Michael Preston, owner of Frenchy’s restaurants in Clearwater and Dunedin, has donated $100,000 to the St. Petersburg College Foundation in order to help people working their way through college.

"So many people I’ve worked with over the years are people who have full time jobs and are taking classes. I give them credit for making time to do it," Preston said recently in an interview. "That takes time, effort and expense. It’s taxing for them to pay for tuition and the books."

Preston himself studied at a community college in Ann Arbor, Mich., after graduating high school. He moved to Florida in the 1970s and took a few classes at St. Petersburg College’s Clearwater campus while working in the restaurant industry.

"It was local and affordable," he recalled. "It made sense for me. I was always working, so it’s not like I could go to school full time."

The endowment will fund the Frenchy’s Family of Restaurants and Businesses Scholarship Fund, which is expected to offer five scholarships a year. Eligible students may be enrolled in any SPC program with a minimum GPA of 2.5, but preference will be given to those enrolled in the Hospitality/Tourism program of study. Preston is pleased to hear some of his employees are thinking of applying for the scholarship.

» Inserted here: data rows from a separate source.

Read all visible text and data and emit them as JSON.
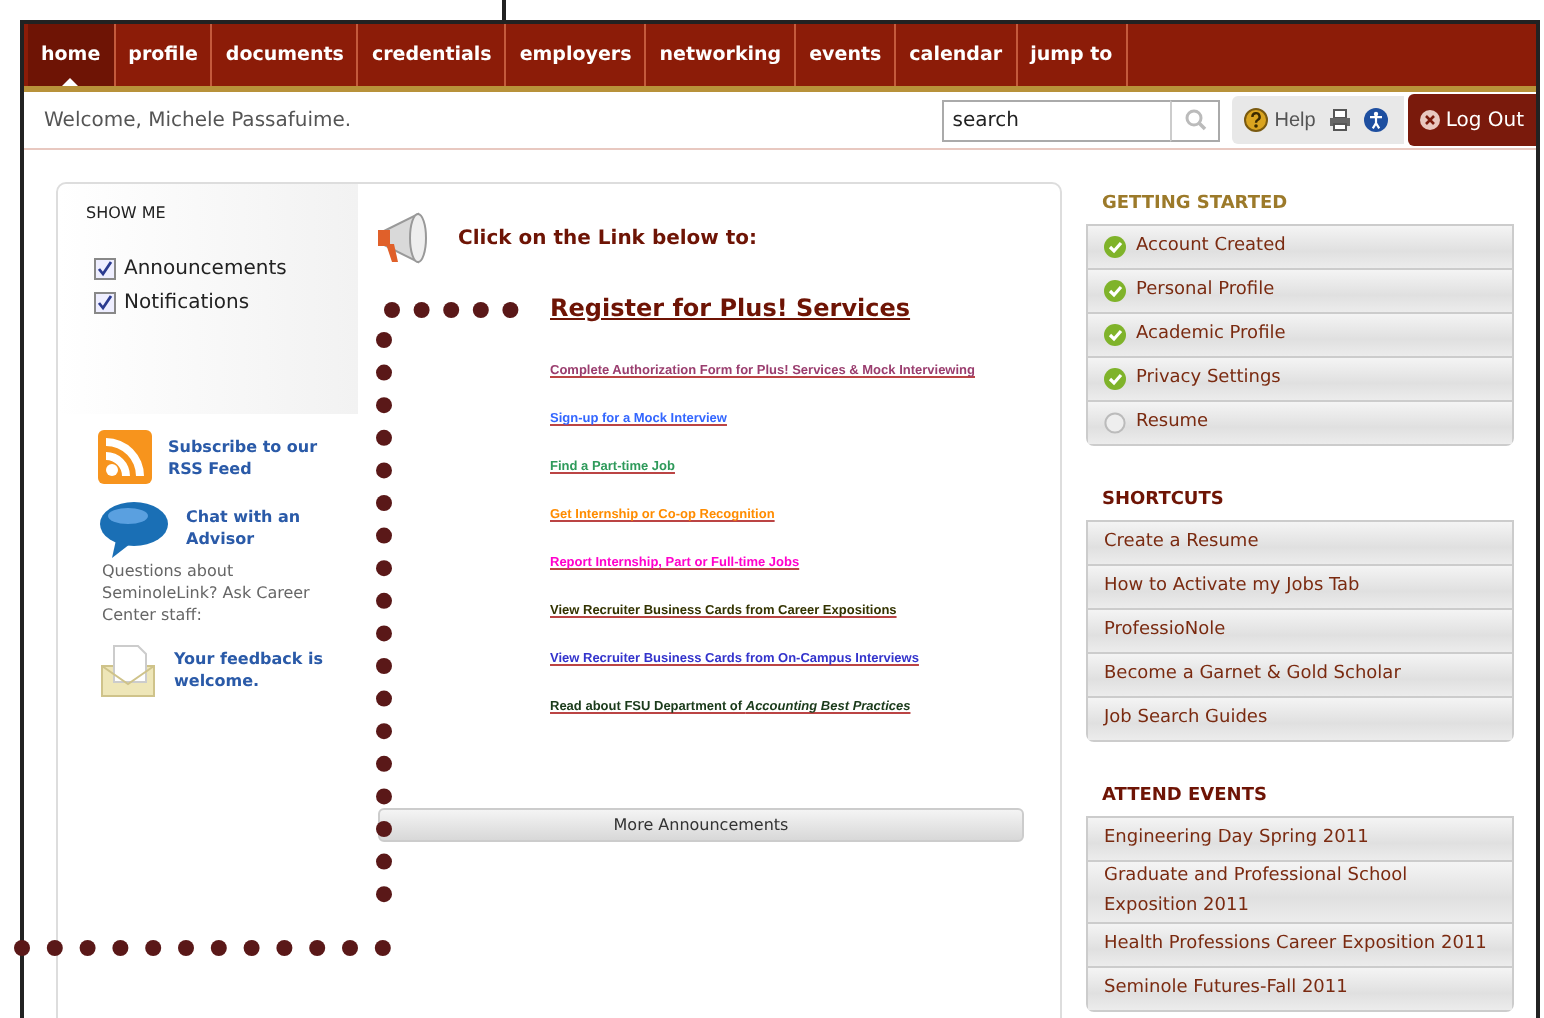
{
  "nav": {
    "tabs": [
      {
        "label": "home",
        "selected": true
      },
      {
        "label": "profile",
        "selected": false
      },
      {
        "label": "documents",
        "selected": false
      },
      {
        "label": "credentials",
        "selected": false
      },
      {
        "label": "employers",
        "selected": false
      },
      {
        "label": "networking",
        "selected": false
      },
      {
        "label": "events",
        "selected": false
      },
      {
        "label": "calendar",
        "selected": false
      },
      {
        "label": "jump to",
        "selected": false
      }
    ]
  },
  "welcome": "Welcome, Michele Passafuime.",
  "search": {
    "value": "search"
  },
  "help": "Help",
  "logout": "Log Out",
  "show_me": {
    "title": "SHOW ME",
    "options": [
      {
        "label": "Announcements",
        "checked": true
      },
      {
        "label": "Notifications",
        "checked": true
      }
    ]
  },
  "side_links": [
    {
      "kind": "rss",
      "text": "Subscribe to our RSS Feed"
    },
    {
      "kind": "chat",
      "text": "Chat with an Advisor",
      "note": "Questions about SeminoleLink? Ask Career Center staff:"
    },
    {
      "kind": "feedback",
      "text": "Your feedback is welcome."
    }
  ],
  "announcement": {
    "heading": "Click on the Link below to:",
    "main_link": "Register for Plus! Services",
    "links": [
      {
        "text": "Complete Authorization Form for Plus! Services & Mock Interviewing",
        "color": "#9a3d6e"
      },
      {
        "text": "Sign-up for a Mock Interview",
        "color": "#3366ff"
      },
      {
        "text": "Find a Part-time Job",
        "color": "#2e9a5a"
      },
      {
        "text": "Get Internship or Co-op Recognition",
        "color": "#ff8c00"
      },
      {
        "text": "Report Internship, Part or Full-time Jobs",
        "color": "#ff00cc"
      },
      {
        "text": "View Recruiter Business Cards from Career Expositions",
        "color": "#333300"
      },
      {
        "text": "View Recruiter Business Cards from On-Campus Interviews",
        "color": "#3333cc"
      },
      {
        "text": "Read about FSU Department of *Accounting Best Practices*",
        "color": "#1a3a1a"
      }
    ],
    "more": "More Announcements"
  },
  "sidebar": [
    {
      "title": "GETTING STARTED",
      "kind": "checklist",
      "items": [
        {
          "label": "Account Created",
          "checked": true
        },
        {
          "label": "Personal Profile",
          "checked": true
        },
        {
          "label": "Academic Profile",
          "checked": true
        },
        {
          "label": "Privacy Settings",
          "checked": true
        },
        {
          "label": "Resume",
          "checked": false
        }
      ]
    },
    {
      "title": "SHORTCUTS",
      "kind": "links",
      "items": [
        {
          "label": "Create a Resume"
        },
        {
          "label": "How to Activate my Jobs Tab"
        },
        {
          "label": "ProfessioNole"
        },
        {
          "label": "Become a Garnet & Gold Scholar"
        },
        {
          "label": "Job Search Guides"
        }
      ]
    },
    {
      "title": "ATTEND EVENTS",
      "kind": "links",
      "items": [
        {
          "label": "Engineering Day Spring 2011"
        },
        {
          "label": "Graduate and Professional School Exposition 2011"
        },
        {
          "label": "Health Professions Career Exposition 2011"
        },
        {
          "label": "Seminole Futures-Fall 2011"
        }
      ]
    }
  ]
}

After graduating high school, Preston and some friends vacationed in Clearwater Beach. He soon decided Florida’s sunny west coast was going to be his new home and got a job at a local restaurant as a dishwasher. He spent eight years learning every job in the restaurant industry and moving up the ranks to a manager. In 1981, Preston opened his own restaurant, Frenchy’s Original Cafe in Clearwater Beach. Almost forty years and seven locations later, the restaurant is still going. Frenchy’s, like all restaurants, have suffered financially from the effects of COVID-19. But Preston says that’s why scholarships for education matter even more now. Hourly employees may have lost jobs or seen paychecks decrease, but an SPC education gives them a competitive edge in the job market.

Preston said he’s glad he’s now in a position to help.

"I’m fortunate to be able to do this," Preston said. "I’m a local guy, and I’m all for helping the community."